De reis van de ia orana

met een zeilboot de Atlantic rond

Fidelrallala

Tja…waar denk je aan als je aan Cuba denkt? Bij Ronald plopten gedachten op van stoffige straatjes waar Cubanen klussen aan mooie gekleurde oldtimers en waar op iedere hoek van de straat oude mannetjes voor hun plezier samen muziek maken. Nou, die romantische gedachte is niet helemaal uitgekomen. Ter voorbereiding keken we een aantal afleveringen van de documentaire Cuba Libre, zodat we middels de geschiedenis van het grootste Caraibische eiland ons enigzins een voorstelling konden maken van deze communistische staat.  Naast de prachtige natuur waren we ook nieuwsgierig of de inwoners het aan durfden om openlijk met ons te praten, want nog altijd is er maar één politieke partij en is de vrijheid van meningsuiting beperkt.

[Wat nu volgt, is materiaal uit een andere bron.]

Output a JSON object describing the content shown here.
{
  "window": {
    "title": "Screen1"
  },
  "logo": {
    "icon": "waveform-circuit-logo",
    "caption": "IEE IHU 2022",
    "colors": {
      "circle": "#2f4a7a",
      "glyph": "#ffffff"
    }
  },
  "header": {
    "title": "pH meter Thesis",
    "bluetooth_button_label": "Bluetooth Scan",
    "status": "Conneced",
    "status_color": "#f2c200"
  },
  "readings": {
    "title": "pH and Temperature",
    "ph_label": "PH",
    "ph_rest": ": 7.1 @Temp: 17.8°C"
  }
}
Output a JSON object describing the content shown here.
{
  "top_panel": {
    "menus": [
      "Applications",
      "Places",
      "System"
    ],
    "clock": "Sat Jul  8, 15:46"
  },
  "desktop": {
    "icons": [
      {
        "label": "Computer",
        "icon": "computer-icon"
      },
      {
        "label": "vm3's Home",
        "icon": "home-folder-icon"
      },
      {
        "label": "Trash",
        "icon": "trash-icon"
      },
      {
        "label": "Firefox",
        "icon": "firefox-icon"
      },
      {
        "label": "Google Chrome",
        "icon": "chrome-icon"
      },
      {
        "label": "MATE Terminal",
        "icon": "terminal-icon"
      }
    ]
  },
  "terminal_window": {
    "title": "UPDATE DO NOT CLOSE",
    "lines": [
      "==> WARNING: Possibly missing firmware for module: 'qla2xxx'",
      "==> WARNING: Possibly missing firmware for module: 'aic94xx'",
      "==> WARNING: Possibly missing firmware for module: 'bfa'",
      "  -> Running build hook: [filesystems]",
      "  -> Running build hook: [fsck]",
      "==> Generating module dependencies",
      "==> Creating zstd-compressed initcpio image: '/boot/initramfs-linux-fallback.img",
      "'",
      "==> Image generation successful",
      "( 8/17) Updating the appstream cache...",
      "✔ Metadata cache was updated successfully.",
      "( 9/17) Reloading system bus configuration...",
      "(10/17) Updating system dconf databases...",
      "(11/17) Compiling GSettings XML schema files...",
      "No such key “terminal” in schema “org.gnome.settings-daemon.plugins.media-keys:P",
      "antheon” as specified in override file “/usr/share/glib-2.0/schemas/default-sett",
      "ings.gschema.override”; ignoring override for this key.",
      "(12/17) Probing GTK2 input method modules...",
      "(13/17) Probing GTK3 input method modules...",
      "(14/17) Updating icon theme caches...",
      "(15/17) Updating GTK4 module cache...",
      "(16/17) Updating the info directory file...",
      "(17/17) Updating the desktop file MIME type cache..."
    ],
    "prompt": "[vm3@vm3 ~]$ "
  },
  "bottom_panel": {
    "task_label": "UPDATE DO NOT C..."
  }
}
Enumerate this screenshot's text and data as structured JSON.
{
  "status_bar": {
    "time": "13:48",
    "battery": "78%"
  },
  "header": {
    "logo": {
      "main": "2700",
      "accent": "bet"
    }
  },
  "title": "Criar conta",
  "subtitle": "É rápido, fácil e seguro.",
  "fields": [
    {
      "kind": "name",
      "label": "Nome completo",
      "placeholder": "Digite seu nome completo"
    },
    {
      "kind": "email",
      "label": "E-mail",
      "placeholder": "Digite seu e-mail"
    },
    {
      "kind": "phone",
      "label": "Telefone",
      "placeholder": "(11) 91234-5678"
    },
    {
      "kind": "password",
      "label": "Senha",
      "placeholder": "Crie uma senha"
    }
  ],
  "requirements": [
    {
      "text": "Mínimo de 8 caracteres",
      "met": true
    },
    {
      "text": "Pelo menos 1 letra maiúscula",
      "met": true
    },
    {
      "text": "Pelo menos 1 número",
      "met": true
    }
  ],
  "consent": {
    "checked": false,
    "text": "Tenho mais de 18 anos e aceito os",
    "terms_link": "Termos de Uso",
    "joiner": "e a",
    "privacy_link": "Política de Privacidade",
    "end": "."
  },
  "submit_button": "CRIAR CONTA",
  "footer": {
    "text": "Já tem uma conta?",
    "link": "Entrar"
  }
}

En opnieuw was ons bezoek van maar drie weken doorspekt van zeer bijzondere ervaringen, ontmoetingen en tegenstrijdigheden. Onze kennismaking met Cuba startte met een zeilende zwerftocht tussen de onbewoonde eilanden omrand met witte strandjes en mangrovebossen, waar we pas na een week de eerste mensen tegen kwamen. Midden op zee zeer ver uit de kust, zagen we piepkleine oude houten roeibootjes met elk drie vissers. Het was een eerste kennismaking met de combi armoede en soberheid. Deze vissers hadden kennelijk geen geld voor een motortje, hun begroetingen waren echter wel zeer hartelijk.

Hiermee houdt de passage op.